Contudo, em vez de entrevistas com outros pides, o programa de 6 de Outubro reproduziu excertos do programa «Crime sem Castigo», realizado há dois anos, o que resultou, na perspectiva da família Delgado, «na reafirmação da tese da legítima defesa, apresentada pelo filho do assassino». Uma tese que, aliás, não é nova, como lembra Iva Delgado:
«A PIDE sempre tentou apresentar a justificação de que não se tratava de crime premeditado, mas de tentativa de rapto. Essa tese é falsa, como se comprovou. Os pides levaram cal no porta-bagagens e mantas para cobrir os cadáveres.

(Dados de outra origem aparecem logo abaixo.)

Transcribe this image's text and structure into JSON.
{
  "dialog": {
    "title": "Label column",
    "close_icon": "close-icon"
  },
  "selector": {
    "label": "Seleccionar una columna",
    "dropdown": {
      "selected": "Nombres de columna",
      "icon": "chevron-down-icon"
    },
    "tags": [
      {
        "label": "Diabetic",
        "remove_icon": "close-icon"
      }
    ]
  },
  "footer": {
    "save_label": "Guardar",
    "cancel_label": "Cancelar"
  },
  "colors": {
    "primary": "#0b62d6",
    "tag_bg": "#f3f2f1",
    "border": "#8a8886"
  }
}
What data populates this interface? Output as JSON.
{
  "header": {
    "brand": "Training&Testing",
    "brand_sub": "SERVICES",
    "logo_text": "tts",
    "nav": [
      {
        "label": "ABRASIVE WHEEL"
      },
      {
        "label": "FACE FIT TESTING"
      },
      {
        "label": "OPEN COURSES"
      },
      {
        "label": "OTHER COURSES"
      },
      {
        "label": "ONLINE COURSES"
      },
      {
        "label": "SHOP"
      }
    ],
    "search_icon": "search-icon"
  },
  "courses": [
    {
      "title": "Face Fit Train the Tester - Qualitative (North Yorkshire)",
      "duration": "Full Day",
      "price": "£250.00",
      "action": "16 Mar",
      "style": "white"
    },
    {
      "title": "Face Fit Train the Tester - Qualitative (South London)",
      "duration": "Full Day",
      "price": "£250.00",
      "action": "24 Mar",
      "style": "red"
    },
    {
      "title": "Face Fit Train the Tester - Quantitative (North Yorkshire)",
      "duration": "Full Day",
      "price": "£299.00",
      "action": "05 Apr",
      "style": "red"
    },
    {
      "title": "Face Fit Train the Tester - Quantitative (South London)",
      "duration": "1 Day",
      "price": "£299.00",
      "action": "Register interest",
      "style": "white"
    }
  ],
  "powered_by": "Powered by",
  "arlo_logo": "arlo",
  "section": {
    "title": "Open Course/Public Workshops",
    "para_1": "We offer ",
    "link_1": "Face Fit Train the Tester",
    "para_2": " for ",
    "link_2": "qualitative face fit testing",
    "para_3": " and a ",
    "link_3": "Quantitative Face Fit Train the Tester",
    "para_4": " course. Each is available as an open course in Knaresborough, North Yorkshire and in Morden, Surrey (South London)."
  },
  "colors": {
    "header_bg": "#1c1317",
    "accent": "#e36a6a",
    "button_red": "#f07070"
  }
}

A cilada foi preparada com meses de antecedência e com o conhecimento dos responsáveis ao mais alto nível.»
Para Iva Delgado, o documentário da RTP «não surgiu por acaso», mas está integrado numa mais vasta «tentativa de reabilitação de pides» de que a recente atribuição de pensões a alguns agentes da polícia fascista por «relevantes serviços prestados a pátria» faz parte.
A filha do marechal que ousou opor-se a Salazar lamenta «que jornalistas com tanto poder mediático nas mãos tenham infringido de forma tão primária o mais elementar sentido de isenção e rigor, para não falar em decência e decoro». E remata: «Porque não entrevistam os filhos das vítimas da PIDE? Quantos casos humanos não estarão ainda por resolver pelo sofrimento provocado a tantos portugueses?»